Tuesday, 27 June 2006
Penalty
I don't know what to say. But not in the way you think I don't know what to say.
There are so many things that the Aus v Ita result brings to mind. That everything from here on in is a cliché, that sport really brings out the ugliest in people, whether it's in victory or defeat, and that now we have to endure the overblown aftermath of the bandwagon crashing at full speed.
I really don't like sport. I used to play Australian rules football and didn't like the kind of person it was turning me into, so I stopped. I remember watching games as a teenager, being on the edge of my seat, yelling at the TV and lashing out in frustration when things didn't go my team's way. Then I woke up to how pointless it was. When there's 12 or 16 teams in a competition, come the end of the season it's a pretty large proportion of people who are going to be disappointed.

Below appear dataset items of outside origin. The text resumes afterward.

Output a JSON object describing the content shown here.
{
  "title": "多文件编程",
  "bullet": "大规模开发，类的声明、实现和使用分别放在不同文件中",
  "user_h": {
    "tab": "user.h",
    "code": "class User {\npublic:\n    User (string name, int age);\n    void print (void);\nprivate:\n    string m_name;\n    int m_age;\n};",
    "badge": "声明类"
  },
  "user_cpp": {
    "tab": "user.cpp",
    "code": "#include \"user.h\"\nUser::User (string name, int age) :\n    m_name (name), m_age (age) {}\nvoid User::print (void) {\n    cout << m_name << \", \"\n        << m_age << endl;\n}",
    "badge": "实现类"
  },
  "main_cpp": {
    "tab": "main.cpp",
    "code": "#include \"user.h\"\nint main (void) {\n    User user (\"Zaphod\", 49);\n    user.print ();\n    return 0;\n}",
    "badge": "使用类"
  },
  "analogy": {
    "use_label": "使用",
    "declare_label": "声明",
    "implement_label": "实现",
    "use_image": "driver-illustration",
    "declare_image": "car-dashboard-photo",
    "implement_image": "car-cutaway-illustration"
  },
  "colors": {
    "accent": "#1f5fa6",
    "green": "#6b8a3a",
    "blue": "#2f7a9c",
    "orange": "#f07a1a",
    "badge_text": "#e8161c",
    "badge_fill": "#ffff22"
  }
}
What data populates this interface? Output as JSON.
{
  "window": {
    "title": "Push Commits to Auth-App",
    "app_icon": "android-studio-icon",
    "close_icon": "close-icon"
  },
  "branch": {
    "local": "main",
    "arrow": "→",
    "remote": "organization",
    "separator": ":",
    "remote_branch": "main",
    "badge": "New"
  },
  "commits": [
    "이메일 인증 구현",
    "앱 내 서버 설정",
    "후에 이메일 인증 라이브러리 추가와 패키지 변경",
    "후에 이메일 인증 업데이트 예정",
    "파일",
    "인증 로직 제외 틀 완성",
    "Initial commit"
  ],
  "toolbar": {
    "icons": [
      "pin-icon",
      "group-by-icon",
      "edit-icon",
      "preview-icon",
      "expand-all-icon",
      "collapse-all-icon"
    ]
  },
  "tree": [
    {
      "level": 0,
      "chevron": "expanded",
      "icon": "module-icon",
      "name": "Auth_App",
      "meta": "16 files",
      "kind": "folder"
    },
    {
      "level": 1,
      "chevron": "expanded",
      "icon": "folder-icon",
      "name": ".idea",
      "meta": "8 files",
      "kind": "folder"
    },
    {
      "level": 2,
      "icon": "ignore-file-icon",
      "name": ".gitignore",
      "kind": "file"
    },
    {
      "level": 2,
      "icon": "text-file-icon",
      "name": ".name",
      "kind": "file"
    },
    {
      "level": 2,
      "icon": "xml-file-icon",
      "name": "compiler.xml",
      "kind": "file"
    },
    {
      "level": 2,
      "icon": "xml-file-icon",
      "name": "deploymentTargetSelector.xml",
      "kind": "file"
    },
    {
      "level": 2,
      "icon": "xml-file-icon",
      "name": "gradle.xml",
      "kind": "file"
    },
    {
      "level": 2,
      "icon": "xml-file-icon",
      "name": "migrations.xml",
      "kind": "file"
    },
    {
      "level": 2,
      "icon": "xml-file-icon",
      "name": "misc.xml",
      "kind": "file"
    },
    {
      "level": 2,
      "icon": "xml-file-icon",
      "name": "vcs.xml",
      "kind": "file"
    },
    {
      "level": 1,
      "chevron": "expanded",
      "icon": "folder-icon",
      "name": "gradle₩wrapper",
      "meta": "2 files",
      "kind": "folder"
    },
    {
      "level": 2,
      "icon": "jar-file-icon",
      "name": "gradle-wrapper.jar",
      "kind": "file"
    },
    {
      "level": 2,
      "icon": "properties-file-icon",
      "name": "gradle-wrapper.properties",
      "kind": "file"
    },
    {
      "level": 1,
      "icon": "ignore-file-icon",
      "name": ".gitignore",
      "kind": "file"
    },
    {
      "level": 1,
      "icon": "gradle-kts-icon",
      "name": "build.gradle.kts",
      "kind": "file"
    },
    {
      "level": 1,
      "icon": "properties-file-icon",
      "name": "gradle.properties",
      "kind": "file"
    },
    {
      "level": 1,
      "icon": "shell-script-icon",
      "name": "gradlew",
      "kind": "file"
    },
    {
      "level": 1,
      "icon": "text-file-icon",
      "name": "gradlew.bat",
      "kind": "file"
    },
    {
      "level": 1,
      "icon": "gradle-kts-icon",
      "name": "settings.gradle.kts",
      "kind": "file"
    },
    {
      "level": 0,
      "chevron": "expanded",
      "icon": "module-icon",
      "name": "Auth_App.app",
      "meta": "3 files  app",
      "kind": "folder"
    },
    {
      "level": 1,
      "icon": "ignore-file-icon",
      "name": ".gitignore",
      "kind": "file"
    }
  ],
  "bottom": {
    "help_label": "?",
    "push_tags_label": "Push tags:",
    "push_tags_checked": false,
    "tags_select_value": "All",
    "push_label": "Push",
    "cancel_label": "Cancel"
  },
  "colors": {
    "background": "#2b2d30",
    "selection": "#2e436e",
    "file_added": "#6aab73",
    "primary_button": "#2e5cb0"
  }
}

I do like playing sport though, and apart from the physical benefits of it, for me sport became a mostly mental exercise, an exercise in getting over myself. I used to taunt the opposition, give lip and make snide comments. Then I realised I didn't like being that kind of person. It became a pursuit of being able to disconnect myself from the situation, an exercise in self-control and being in my own head and rather than concentrating on 'the game', concentrating purely on the execution of the manoeuvres I was performing. Sport should be about skill; not about rivalry.
Have you ever seen the T-shirts they sell on The Onion? They have this great knack of distilling a message to its basic rhetorical structure, a method of comedy (or parody, I think) that I find rather clever and amusing. Anyway, there was one that said "The sporting team from my area is superior to the sporting team from your area." It kind of sums up the pointlessness of anyone supporting a team. I mean, so what if it's the Australian team? I don't know Mark Viduka any better than I know David Beckham or that Brazilian player that looks like Coco from Fame. So for me to support Australia is rather silly. I know someone who once knew someone who played for Italy, so really, I should have been supporting them when you think about the connections we have to the teams we follow. That said, I'm not going to stop watching world cup matches now. Coming up over the next week and a bit is going to be some of the best football anyone is going to see for the next four years, and even if Australia had lost against Uruguay, I'd still be looking forward to a lot less sleep over the same period because this is one of the few sports I enjoy watching.
But I don't enjoy the news coverage; I don't enjoy the interviews with countless experts saying the same inane things over and over; I don't enjoy the attitude of fans, gloating in victory and becoming bitter (or blaming the ref) in defeat. I don't want to face work tomorrow knowing that some people are going to do one and some people are going to be doing the other. Sure, I'm having my own little rant about it here but I'm not accosting people in the office kitchen making them listen to me.
And though I say I don't care, what I think I hate the most was that my heart was racing when that penalty hit the back of the net.
So to qualify my earlier comment, I don't hate sport. I just don't like the fans. Or some of the players (yeah, the kind of players I used to be like). I'm going to keep watching world cup games but just not tell anyone about it because I think fans are what really ruin sport for me, so I just don't want to be one.
I miss running (damn ankle). Non-comptetive running, when it's just you, the road, and whatever's banging around in your head at the time. Now that is sport.